The abbey has outlasted fires, tidal waves and attempted invasions. During the French Revolution, it was converted into a prison and its Benedictine monks banished – prompting a campaign to save the Mont. Victor Hugo compared it to the wonders of Ancient Egypt, writing that “Mont Saint-Michel appears like something sublime, a marvellous pyramid”.
Today, the Mont draws three million visitors a year, making it France’s third largest tourist destination after the Eiffel Tower and the Palace of Versailles. Naturally, plans to touch the beloved landmark have stirred passions.

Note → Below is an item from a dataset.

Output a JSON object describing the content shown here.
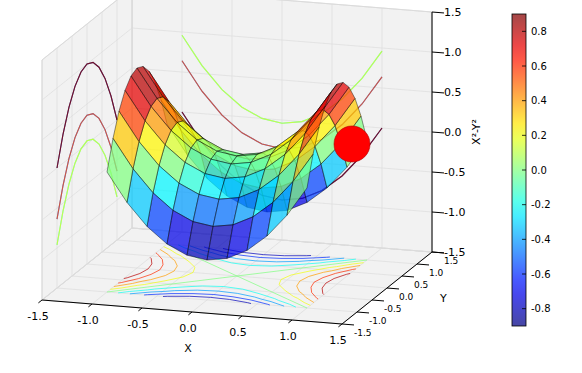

Bay tour guides, trained to navigate surf and quicksand, fret about unforeseen consequences of tampering with the tides. They worry the project may leave the bay filled with pockets of water, making it impossible to hike through.
“They want to sacrifice the bay for the sake of Mont Saint-Michel,” says guide Stephane Gueno, who fell in love with the region’s nature as a child. “They’re thinking mainly of mass tourism.”

The project’s backers say fears of pooling water are unjustified. To ensure the plan would work, scientists built a 900m2 scale model in a hangar. Using data from 1975, they simulated 22 years of tide movements until the model matched up with the bay as it was in 1997. Then, sure the model was accurate, they tested ways to reroute the water.
The project’s manager acknowledges that tampering with the bay will bring unknowns in the distant future.
“We have a very precise idea of what will happen 50 years after construction, and a good idea of what will happen this century,” says de Beaulaincourt. “But after that, there are parameters we can’t master. Could there be a global warming that would raise the level of the sea, for example?”

Managers have also fielded questions about the project’s ballooning price tag, which has delayed the cash-strapped Government’s final approval. The price has tripled from the estimate a decade ago of €74 million.
By comparison, Italy’s plan to protect Venice – called the Moses project for the biblical figure who parted the Red Sea – will cost €3.33 billion. Due for completion by 2010-11, it envisions hinged barriers built on the Adriatic seabed that would rise when high tides threaten the city.

Mont Saint-Michel Mayor Patrick Gaulois, whose office overlooks the bay and grassy marshes where sheep graze, says he often thinks about the irony of the projects on opposite sides of Europe: one to save a city from water, and one to save the water from the land. He cannot imagine the Mont surrounded by grass.

“There’s a kind of magic in this place, to see the abbey in the middle of the sea,” Gaulois says. “It has outlasted 1000 years of storms, and I tell myself, it’s indestructible, nothing can happen to it.”